Wobei nach wie vor das Problem des Transports und der Zugänglichkeit bleibt. Von Kathmandu nach Pokhara führt der “Highway 1”. Es kann , wenn es schlecht läuft, bis zu 12 Stunden dauern, bis man die 200 Kilometer hinter sich gebracht hat. Und genau so geht es auch weiter, wenn man zum Wandern möchte. Je nach Startpunkt kann man den Local Bus nutzen – Fahrplan unbekannt – oder sich für einiges an Geld einen Jeep anheuern. Der Transport in Nepal ist schon ein Abenteuer für sich. Und hat uns zu Beginn dann doch etwas überrascht. Wir waren der Meinung, dass wir von Pokhara “ganz einfach” zum Berglaufen los könnten 🤣.
Gleichzeitig ist Nepal ein Schmelztiegel an Kulturen und religiösen Richtungen, die anders als in Mitteleuropa noch sehr stark das tägliche Leben prägen. Und genau diesen Teil würden wir auf keinen Fall missen wollen. Da werden die Berge und der Sport ausnahmsweise mal hinten angestellt.
Wenn man in der Hauptstadt Kathmandu das Touristenviertel “Thamel” verlässt ist man mittendrin in diesem schönen, chaotischen, lauten Mix an Kulturen und Lebensentwürfen. Und erkennt aber auch hier sehr schnell die Gemeinsamkeiten. So unterschiedlich die Welten auch sind, am Ende findet man sich bei einem Familientreffen & einer Zeremonie wieder, die im Endeffekt nichts anderes als die Kommunion des eigenen Cousins sein könnte. Mit all den schnatternden Tanten, die sich ein paar Monate nicht gesehen haben und sich nun eifrig austauschen. Und da wird die Welt auf einmal wieder ganz ganz klein.

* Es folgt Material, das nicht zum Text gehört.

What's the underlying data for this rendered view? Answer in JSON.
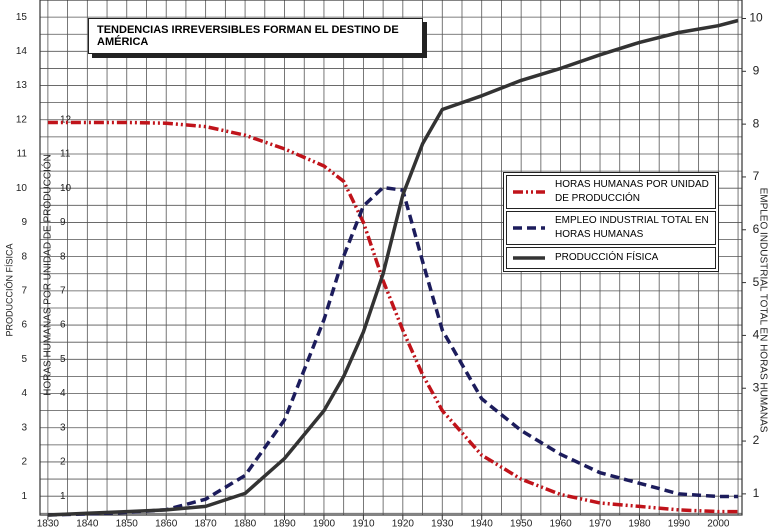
{
  "chart_data": {
    "type": "line",
    "title": "TENDENCIAS IRREVERSIBLES FORMAN EL DESTINO DE AMÉRICA",
    "ylabel": "PRODUCCIÓN FÍSICA",
    "ylabel_inner": "HORAS HUMANAS POR UNIDAD DE PRODUCCIÓN",
    "y2label": "EMPLEO INDUSTRIAL TOTAL EN HORAS HUMANAS",
    "x": [
      1830,
      1840,
      1850,
      1860,
      1870,
      1880,
      1890,
      1900,
      1905,
      1910,
      1915,
      1920,
      1925,
      1930,
      1940,
      1950,
      1960,
      1970,
      1980,
      1990,
      2000,
      2005
    ],
    "xlim": [
      1828,
      2006
    ],
    "xticks": [
      1830,
      1840,
      1850,
      1860,
      1870,
      1880,
      1890,
      1900,
      1910,
      1920,
      1930,
      1940,
      1950,
      1960,
      1970,
      1980,
      1990,
      2000
    ],
    "ylim": [
      0.45,
      15.5
    ],
    "yticks": [
      1,
      2,
      3,
      4,
      5,
      6,
      7,
      8,
      9,
      10,
      11,
      12,
      13,
      14,
      15
    ],
    "yticks_inner": [
      1,
      2,
      3,
      4,
      5,
      6,
      7,
      8,
      9,
      10,
      11,
      12
    ],
    "y2lim": [
      0.6,
      10.35
    ],
    "y2ticks": [
      1,
      2,
      3,
      4,
      5,
      6,
      7,
      8,
      9,
      10
    ],
    "grid": true,
    "series": [
      {
        "name": "HORAS HUMANAS POR UNIDAD DE PRODUCCIÓN",
        "color": "#c0131a",
        "dash": "10 3 2 3 2 3",
        "values": [
          11.92,
          11.92,
          11.92,
          11.9,
          11.8,
          11.55,
          11.15,
          10.65,
          10.2,
          9.0,
          7.3,
          5.85,
          4.55,
          3.5,
          2.2,
          1.5,
          1.05,
          0.8,
          0.7,
          0.6,
          0.55,
          0.55
        ]
      },
      {
        "name": "EMPLEO INDUSTRIAL TOTAL EN HORAS HUMANAS",
        "color": "#1c1c5c",
        "dash": "9 5",
        "axis": "y2",
        "values": [
          0.6,
          0.62,
          0.65,
          0.7,
          0.9,
          1.35,
          2.4,
          4.3,
          5.5,
          6.45,
          6.8,
          6.75,
          5.4,
          4.1,
          2.8,
          2.2,
          1.75,
          1.4,
          1.2,
          1.0,
          0.95,
          0.95
        ]
      },
      {
        "name": "PRODUCCIÓN FÍSICA",
        "color": "#333333",
        "dash": "none",
        "values": [
          0.45,
          0.5,
          0.55,
          0.6,
          0.7,
          1.08,
          2.1,
          3.5,
          4.5,
          5.8,
          7.5,
          9.8,
          11.3,
          12.3,
          12.7,
          13.15,
          13.5,
          13.9,
          14.26,
          14.55,
          14.75,
          14.9
        ]
      }
    ]
  }
}
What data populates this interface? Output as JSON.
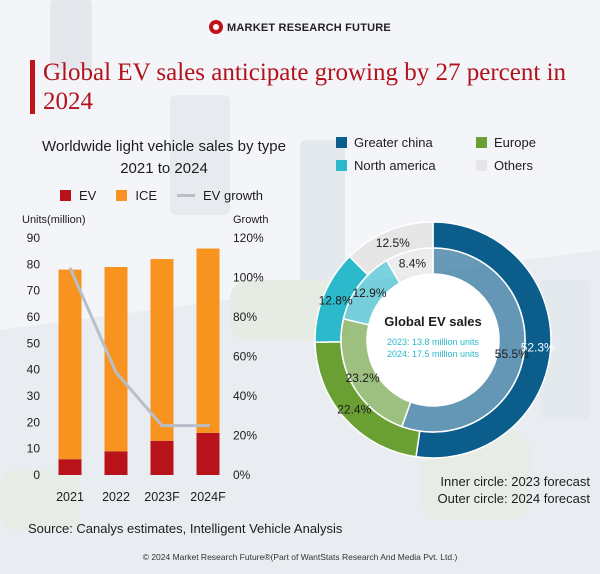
{
  "brand": "MARKET RESEARCH FUTURE",
  "title": "Global EV sales anticipate growing by 27 percent in 2024",
  "colors": {
    "ev": "#b8121b",
    "ice": "#f7931e",
    "growth": "#b8bfc8",
    "greater_china": "#0b5e8c",
    "europe": "#6aa033",
    "north_america": "#2bb9cb",
    "others": "#e6e6e6"
  },
  "chart_data": [
    {
      "type": "bar",
      "title": "Worldwide light vehicle sales by type",
      "subtitle": "2021 to 2024",
      "stacked": true,
      "categories": [
        "2021",
        "2022",
        "2023F",
        "2024F"
      ],
      "series": [
        {
          "name": "EV",
          "values": [
            6,
            9,
            13,
            16
          ]
        },
        {
          "name": "ICE",
          "values": [
            72,
            70,
            69,
            70
          ]
        }
      ],
      "line_series": {
        "name": "EV growth",
        "values": [
          105,
          52,
          25,
          25
        ],
        "axis": "right"
      },
      "ylabel": "Units(million)",
      "ylabel_right": "Growth",
      "ylim": [
        0,
        90
      ],
      "yticks": [
        0,
        10,
        20,
        30,
        40,
        50,
        60,
        70,
        80,
        90
      ],
      "ylim_right": [
        0,
        120
      ],
      "yticks_right": [
        "0%",
        "20%",
        "40%",
        "60%",
        "80%",
        "100%",
        "120%"
      ],
      "legend": [
        "EV",
        "ICE",
        "EV growth"
      ]
    },
    {
      "type": "pie",
      "title": "Global EV sales",
      "center_lines": [
        "2023: 13.8 million units",
        "2024: 17.5 million units"
      ],
      "legend": [
        "Greater china",
        "Europe",
        "North america",
        "Others"
      ],
      "inner": {
        "label": "2023 forecast",
        "values": [
          55.5,
          23.2,
          12.9,
          8.4
        ],
        "labels": [
          "55.5%",
          "23.2%",
          "12.9%",
          "8.4%"
        ]
      },
      "outer": {
        "label": "2024 forecast",
        "values": [
          52.3,
          22.4,
          12.8,
          12.5
        ],
        "labels": [
          "52.3%",
          "22.4%",
          "12.8%",
          "12.5%"
        ]
      }
    }
  ],
  "notes": {
    "inner": "Inner circle: 2023 forecast",
    "outer": "Outer circle: 2024 forecast"
  },
  "source": "Source: Canalys estimates, Intelligent Vehicle Analysis",
  "copyright": "© 2024 Market Research Future®(Part of WantStats Research And Media Pvt. Ltd.)"
}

Andere Traditionen, wie die öffentlichen Verbrennungen im Pashupatinath Tempel erscheinen uns im ersten Moment etwas makaber, zeigen aber die tiefe religiöse Verwurzelung und sind am Ende des Tages auch nicht so viel anders als unsere Bestattungen am Friedhof – nur etwas offener gedacht.
So erkennt man in der Andersartigkeit der Menschen ganz schnell viele Gemeinsamkeiten und lernt auch für sich selbst wieder vieles dazu.
Eines haben wir direkt am ersten Tag unseres Aufenthalts schon bestätigt bekommen: Die Offenheit & Freundlichkeit der Menschen.
Am 6. März fand das Holi Festival, das traditionelle hinduistische Frühlingsfest statt. Die Menschen sind den ganzen Tag auf der Straße, verteilen Farben in den Gesichtern von Fremden und feiern den Frühlingsbeginn sowie den Triumph des Guten über das Böse. Die Farben stehen dabei für unterschiedliche Bedeutungen, Rot steht für die Liebe & das Positive, Blau für den Gott Krishna, Grün für die Natur. Sie machen jeden “gleich”, egal welche Hautfarbe sich unter den bunten Farben versteckt.
So herzlich wurden wir noch nie in einer uns unbekannten Stadt aufgenommen!